I think most people misunderstanding my question.So I tried another code by myself.

#define TEST "a"

int main(void)
{
    char hello[] = "aa";
    char (*a)[10] = &hello;

    printf("%u\n", sizeof(TEST));
    printf("%u\n", sizeof(hello));
    printf("%u\n", sizeof(*a));

    return 0;
}

output:

2
3
10

So I got a conclusion the compiler store c string of macro style in char[] type, not char * type.

Answer 1

sizeof(STRING_MACRO);

is seen by the compiler as:

sizeof("macro");

This gives you the size of the string literal "macro", string literals are stored in an implementation defined read only region.

---

const char * string_const = "w";

string_cost is a pointer which points to a string literal "w".

so,

sizeof(string_const);

gives the size of the pointer i.e const char * which is apprantly 4 on your system.

Answer 2

The string "macro" is defined as a macro in your code and not as a variable.

If you build your code with gcc -E you will get a prepocessor code. and in this code you will find that

printf("%u\n", sizeof(STRING_MACRO);

is replaced with

printf("%u\n", sizeof("macro"));

the prprocessor code is the code generated by your compilator before the compilation. in this code the compilator replace the macros in your origin code with the content of the macro.

And for "w" is literal string and string_const is a pointer pointing on that literal string. and the sizeof pointer is 4 for 32-bits systems and 8 for 64-bits systems.

Answer 3

sizeof() returns the object's memory size.

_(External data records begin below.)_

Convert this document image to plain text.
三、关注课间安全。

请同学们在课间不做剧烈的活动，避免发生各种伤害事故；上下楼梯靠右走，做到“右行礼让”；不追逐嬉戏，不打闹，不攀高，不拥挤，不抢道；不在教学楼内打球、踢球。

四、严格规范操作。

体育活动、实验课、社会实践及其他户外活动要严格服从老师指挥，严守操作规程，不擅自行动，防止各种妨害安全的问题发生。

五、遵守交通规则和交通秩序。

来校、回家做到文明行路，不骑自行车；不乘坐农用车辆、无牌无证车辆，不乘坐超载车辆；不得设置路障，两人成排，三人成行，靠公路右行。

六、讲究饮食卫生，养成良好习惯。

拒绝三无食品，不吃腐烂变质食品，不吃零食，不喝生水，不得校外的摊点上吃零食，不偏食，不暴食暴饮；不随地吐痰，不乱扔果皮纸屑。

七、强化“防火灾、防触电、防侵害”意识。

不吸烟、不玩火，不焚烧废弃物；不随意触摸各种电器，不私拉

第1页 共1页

#define STRING_MACRO   "macro"

This is 6 because the compiler allocates 6 bytes for 'macro' (5) + (1) for the string terminator

const char * string_const = "w";

This is 4 because it's a pointer, and you're working on a 32bit platform, so 4 bytes for the pointer to char.

Answer 4

Compiler doesn't store anything. It evaluates the size of the constant during the parsing. Size of STRING_MACRO is evaluated as the length of the string + the terminator character(\0). Size of string_const is evaluated as size of pointer (because that's what it is) and on your system the pointer size is 4 bytes (corresponds to 32-bit system).

Answer 5

In your second code,

• TEST is nothing but a name for a piece of code, namely the literal a. This name is expanded to the actual code during the pre-processor stage.
• All string literals are NULL terminated. This is why,

---

sizeof("a") =   1   // the size of the character 'a'
              + 1   // size of the '\0' character 
             -----
              = 2

---

• "a" and "aa" are stored in read-only parts of memory (implementation defined).
• hello is stored in the stack and it points to the read-only part of the memory where "aa" is stored.
• Since hello is declared as a character array (whose size is implicitly 3 since no size was explicitly specified), sizeof(hello) = length of the array = length ("aa\0") = 3.
• a is a pointer to a character array of length 10.
• sizeof(a) would be 4 (in your x86 system) since a is a pointer.
• sizeof(*a) = 10 because *a is the base pointer of the character array of length 10.